Medical Device Daily Associate
Shipments of automated external defibrillator (AED) products by the Physio-Control (Redmond, Washington) unit of Medtronic (Minneapolis) have been halted, delaying planned spin-off of the unit announced late last year (Medical Device Daily, Dec. 5, 2006).
At the time, Medtronic said the spin — slated to take place in the first half of the company’s fiscal 2008, between May and October 2007 — was being made because the AED technology did not match well with the company’s focus on implantable defibrillators, especially on the marketing side.
Physio-Control, which provides AEDs and other emergency response products to hospitals, emergency response organizations and various public and private enterprises, said the decision to suspend U.S. product shipments was made to “address quality system issues” in the company’s Redmond facility.
The company said the action is not related to a specific product, does not affect Physio-Control products currently in use worldwide — and thus is not cause for a recall — and does not impact any other Medtronic products.
In addition, the company said it will continue to service and repair its installed base of products. Physio-Control and Medtronic said they intend to work “expeditiously with the FDA” to address open issues in order to resume shipments to the U.S. market.
“The product shipment suspension affects all the products that are manufactured through that [Redmond] facility,” company spokesperson Rob Clark told Medical Device Daily. “That’s essentially all of our major [AED] platforms. That’s our singular manufacturing and distribution center for these products.”
While Clark noted that the shipment suspension will delay the spin-off of Physio-Control, he said that Medtronic still intends to go forward with the transaction “as soon as these matters are resolved.”
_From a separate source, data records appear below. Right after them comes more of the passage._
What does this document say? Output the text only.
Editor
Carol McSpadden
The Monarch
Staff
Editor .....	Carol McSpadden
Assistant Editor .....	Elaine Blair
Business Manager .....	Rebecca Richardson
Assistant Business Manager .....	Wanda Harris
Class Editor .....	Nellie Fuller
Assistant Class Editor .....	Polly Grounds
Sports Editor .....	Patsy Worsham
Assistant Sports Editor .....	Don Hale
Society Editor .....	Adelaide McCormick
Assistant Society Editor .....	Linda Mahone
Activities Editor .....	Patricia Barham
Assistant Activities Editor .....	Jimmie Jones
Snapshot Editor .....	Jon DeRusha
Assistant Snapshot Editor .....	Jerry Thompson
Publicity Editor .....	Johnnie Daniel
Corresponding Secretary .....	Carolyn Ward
He added that it is premature at this time to provide a specific timetable for lifting the shipment suspension.
“We’re hopeful we can address them very rapidly and very quickly and that we can work with the FDA to get them resolved.”
Just how quickly the quality problems will take to be resolved is anyone’s guess, but analysts were not optimistic that the issues will be resolved quickly.
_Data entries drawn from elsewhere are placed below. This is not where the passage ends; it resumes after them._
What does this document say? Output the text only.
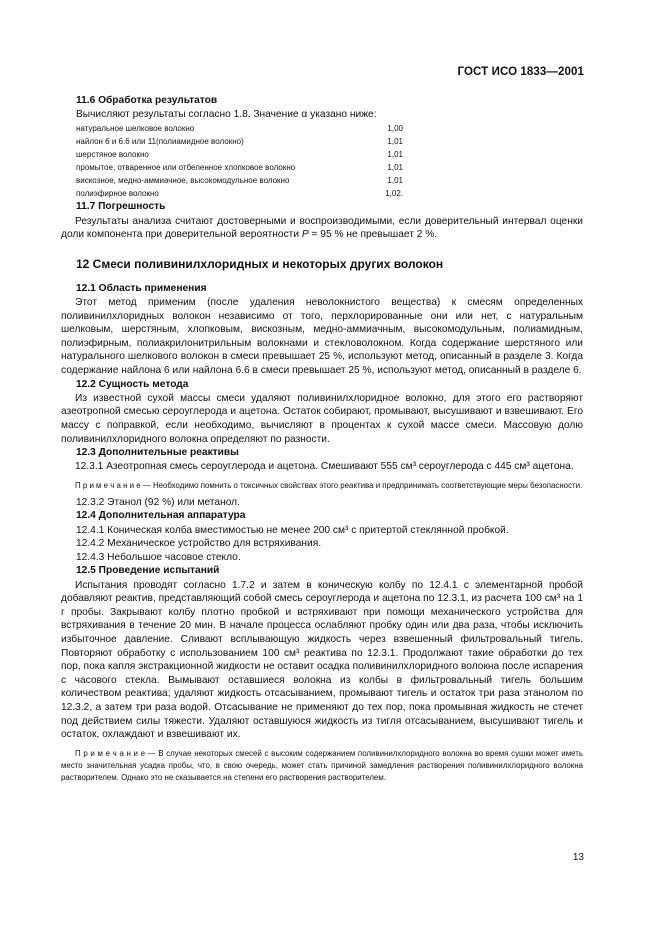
ГОСТ ИСО 1833—2001

11.6 Обработка результатов

Вычисляют результаты согласно 1.8. Значение α указано ниже:

натуральное шелковое волокно	1,00
найлон 6 и 6.6 или 11(полиамидное волокно)	1,01
шерстяное волокно	1,01
промытое, отваренное или отбеленное хлопковое волокно	1,01
вискозное, медно-аммиачное, высокомодульное волокно	1,01
полиэфирное волокно	1,02.

11.7 Погрешность

Результаты анализа считают достоверными и воспроизводимыми, если доверительный интервал оценки доли компонента при доверительной вероятности P = 95 % не превышает 2 %.

12 Смеси поливинилхлоридных и некоторых других волокон

12.1 Область применения

Этот метод применим (после удаления неволокнистого вещества) к смесям определенных поливинилхлоридных волокон независимо от того, перхлорированные они или нет, с натуральным шелковым, шерстяным, хлопковым, вискозным, медно-аммиачным, высокомодульным, полиамидным, полиэфирным, полиакрилонитрильным волокнами и стекловолокном. Когда содержание шерстяного или натурального шелкового волокон в смеси превышает 25 %, используют метод, описанный в разделе 3. Когда содержание найлона 6 или найлона 6.6 в смеси превышает 25 %, используют метод, описанный в разделе 6.

12.2 Сущность метода

Из известной сухой массы смеси удаляют поливинилхлоридное волокно, для этого его растворяют азеотропной смесью сероуглерода и ацетона. Остаток собирают, промывают, высушивают и взвешивают. Его массу с поправкой, если необходимо, вычисляют в процентах к сухой массе смеси. Массовую долю поливинилхлоридного волокна определяют по разности.

12.3 Дополнительные реактивы

12.3.1 Азеотропная смесь сероуглерода и ацетона. Смешивают 555 см³ сероуглерода с 445 см³ ацетона.

П р и м е ч а н и е — Необходимо помнить о токсичных свойствах этого реактива и предпринимать соответствующие меры безопасности.

12.3.2 Этанол (92 %) или метанол.

12.4 Дополнительная аппаратура

12.4.1 Коническая колба вместимостью не менее 200 см³ с притертой стеклянной пробкой.

12.4.2 Механическое устройство для встряхивания.

12.4.3 Небольшое часовое стекло.

12.5 Проведение испытаний

Испытания проводят согласно 1.7.2 и затем в коническую колбу по 12.4.1 с элементарной пробой добавляют реактив, представляющий собой смесь сероуглерода и ацетона по 12.3.1, из расчета 100 см³ на 1 г пробы. Закрывают колбу плотно пробкой и встряхивают при помощи механического устройства для встряхивания в течение 20 мин. В начале процесса ослабляют пробку один или два раза, чтобы исключить избыточное давление. Сливают всплывающую жидкость через взвешенный фильтровальный тигель. Повторяют обработку с использованием 100 см³ реактива по 12.3.1. Продолжают такие обработки до тех пор, пока капля экстракционной жидкости не оставит осадка поливинилхлоридного волокна после испарения с часового стекла. Вымывают оставшиеся волокна из колбы в фильтровальный тигель большим количеством реактива; удаляют жидкость отсасыванием, промывают тигель и остаток три раза этанолом по 12.3.2, а затем три раза водой. Отсасывание не применяют до тех пор, пока промывная жидкость не стечет под действием силы тяжести. Удаляют оставшуюся жидкость из тигля отсасыванием, высушивают тигель и остаток, охлаждают и взвешивают их.

П р и м е ч а н и е — В случае некоторых смесей с высоким содержанием поливинилхлоридного волокна во время сушки может иметь место значительная усадка пробы, что, в свою очередь, может стать причиной замедления растворения поливинилхлоридного волокна растворителем. Однако это не сказывается на степени его растворения растворителем.

13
Morgan Stanley analyst Glenn Reicin, wrote in a report that the suspension of shipments, which he also sasid was not related to one specific product, will require much more than a “quick fix.”
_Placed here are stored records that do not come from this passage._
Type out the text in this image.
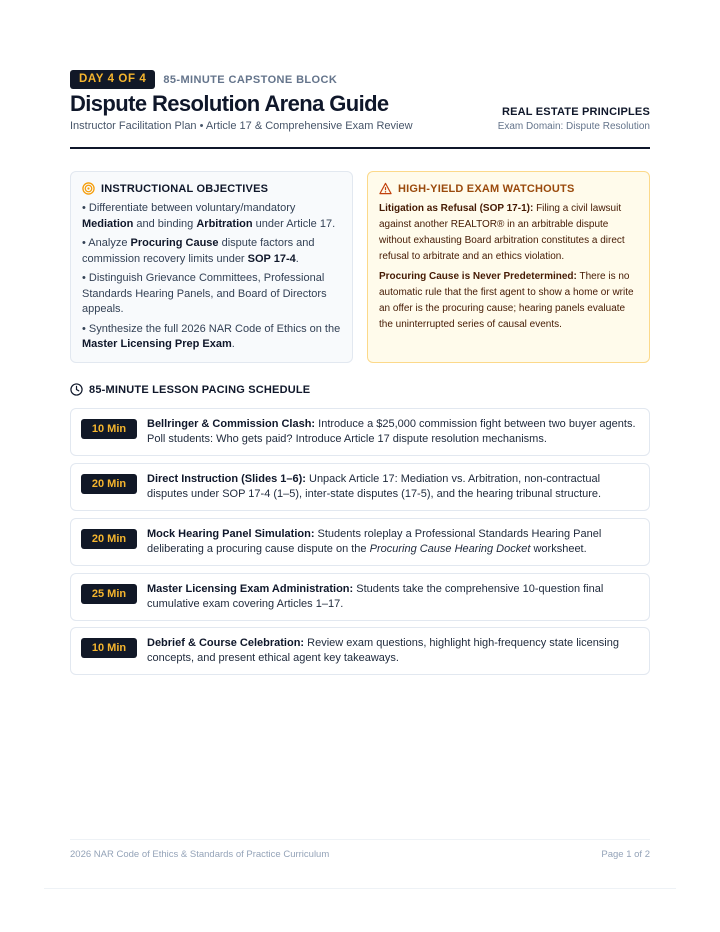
DAY 4 OF 4	85-MINUTE CAPSTONE BLOCK
Dispute Resolution Arena Guide
Instructor Facilitation Plan • Article 17 & Comprehensive Exam Review
REAL ESTATE PRINCIPLES
Exam Domain: Dispute Resolution
INSTRUCTIONAL OBJECTIVES
• Differentiate between voluntary/mandatory Mediation and binding Arbitration under Article 17.
• Analyze Procuring Cause dispute factors and commission recovery limits under SOP 17-4.
• Distinguish Grievance Committees, Professional Standards Hearing Panels, and Board of Directors appeals.
• Synthesize the full 2026 NAR Code of Ethics on the Master Licensing Prep Exam.
HIGH-YIELD EXAM WATCHOUTS
Litigation as Refusal (SOP 17-1): Filing a civil lawsuit against another REALTOR® in an arbitrable dispute without exhausting Board arbitration constitutes a direct refusal to arbitrate and an ethics violation.
Procuring Cause is Never Predetermined: There is no automatic rule that the first agent to show a home or write an offer is the procuring cause; hearing panels evaluate the uninterrupted series of causal events.
85-MINUTE LESSON PACING SCHEDULE
10 Min	Bellringer & Commission Clash: Introduce a $25,000 commission fight between two buyer agents. Poll students: Who gets paid? Introduce Article 17 dispute resolution mechanisms.
20 Min	Direct Instruction (Slides 1–6): Unpack Article 17: Mediation vs. Arbitration, non-contractual disputes under SOP 17-4 (1–5), inter-state disputes (17-5), and the hearing tribunal structure.
20 Min	Mock Hearing Panel Simulation: Students roleplay a Professional Standards Hearing Panel deliberating a procuring cause dispute on the Procuring Cause Hearing Docket worksheet.
25 Min	Master Licensing Exam Administration: Students take the comprehensive 10-question final cumulative exam covering Articles 1–17.
10 Min	Debrief & Course Celebration: Review exam questions, highlight high-frequency state licensing concepts, and present ethical agent key takeaways.
2026 NAR Code of Ethics & Standards of Practice Curriculum	Page 1 of 2
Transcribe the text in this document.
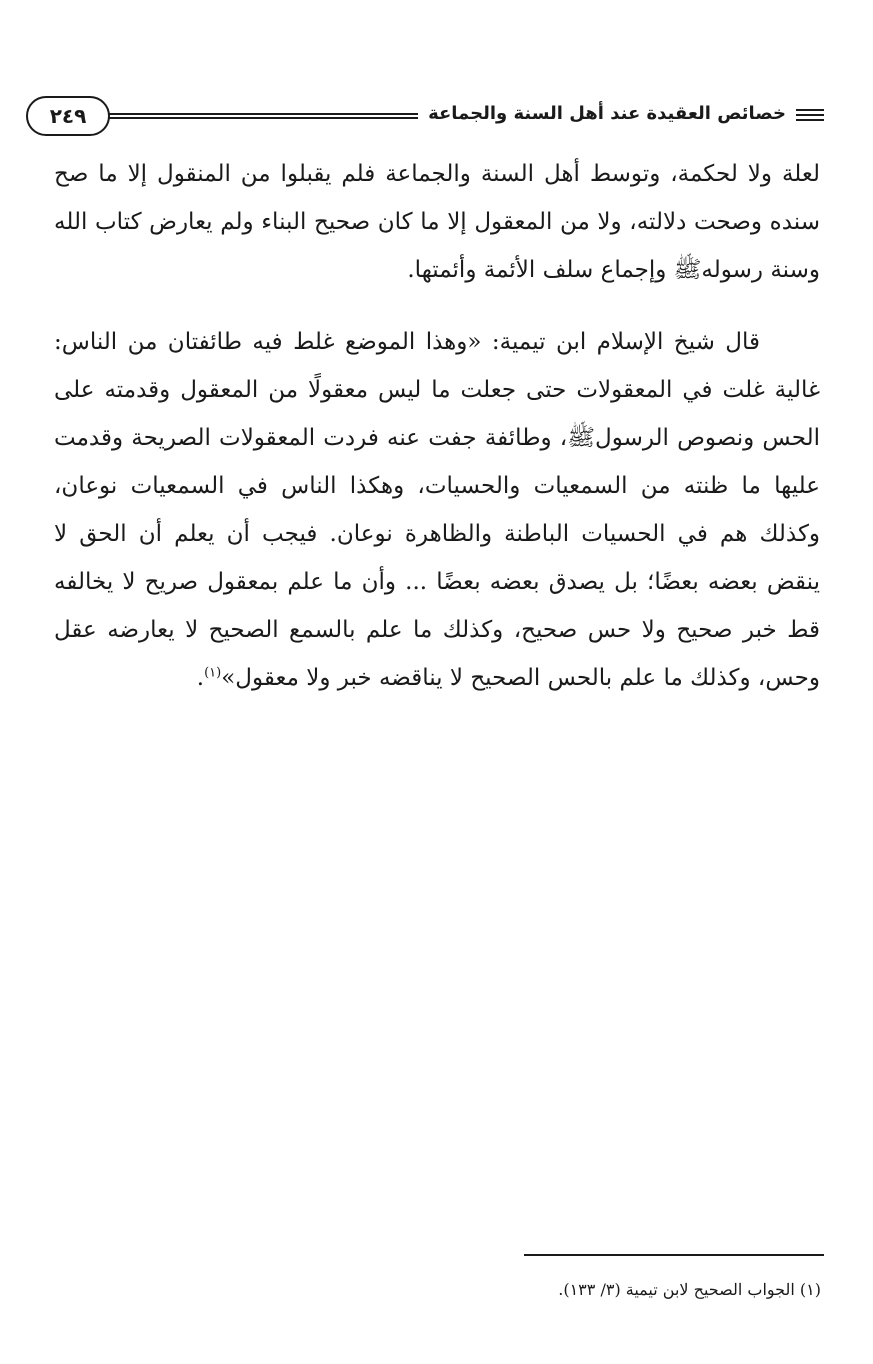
٢٤٩	خصائص العقيدة عند أهل السنة والجماعة

لعلة ولا لحكمة، وتوسط أهل السنة والجماعة فلم يقبلوا من المنقول إلا ما صح سنده وصحت دلالته، ولا من المعقول إلا ما كان صحيح البناء ولم يعارض كتاب الله وسنة رسولهﷺ وإجماع سلف الأئمة وأئمتها.

قال شيخ الإسلام ابن تيمية: «وهذا الموضع غلط فيه طائفتان من الناس: غالية غلت في المعقولات حتى جعلت ما ليس معقولًا من المعقول وقدمته على الحس ونصوص الرسولﷺ، وطائفة جفت عنه فردت المعقولات الصريحة وقدمت عليها ما ظنته من السمعيات والحسيات، وهكذا الناس في السمعيات نوعان، وكذلك هم في الحسيات الباطنة والظاهرة نوعان. فيجب أن يعلم أن الحق لا ينقض بعضه بعضًا؛ بل يصدق بعضه بعضًا ... وأن ما علم بمعقول صريح لا يخالفه قط خبر صحيح ولا حس صحيح، وكذلك ما علم بالسمع الصحيح لا يعارضه عقل وحس، وكذلك ما علم بالحس الصحيح لا يناقضه خبر ولا معقول»$^{(١)}$.

(١) الجواب الصحيح لابن تيمية (٣/ ١٣٣).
He noted that there have been similar over-arching quality problems at other companies, such as Boston Scientific (Natick, Massachusetts), Baxter International (Deerfield, Illinois) and Abbott Laboratories (Abbott Park, Illinois), and that these have typically taken longer than 12 months to resolve. That is not exactly good timing for Physio-Control, which is poised and ready to go it alone.
Larry Biegelsen, a Prudential Financial analyst, wrote that he expects some clarity on the cause of action and Medtronic’s expectations for resolution at the company’s analyst meeting tomorrow.
The company expressed confidence that it could handle this issue expeditiously.
“The quality of our products and systems is paramount to Physio-Control and Medtronic,” said Brian Webster, president of Physio-Control. “This action will allow us to focus necessary resources on remaining issues, which we are confident can be resolved in a timely manner.”
Medtronic said that Physio-Control’s action is not expected to have a material effect on its third fiscal quarter, ending Jan. 26, 2007.
Physio-Control, which operated as Medtronic’s Emergency Response Systems division, was acquired by the firm for $538 million in stock in June of 1998. Earlier in that year, the company laid off 600 Medtronic employees and closed eight plants.
The company has about 1,200 employees and currently has a market share of about 45% to 50% for defibrillator monitors and roughly 35% for AEDs.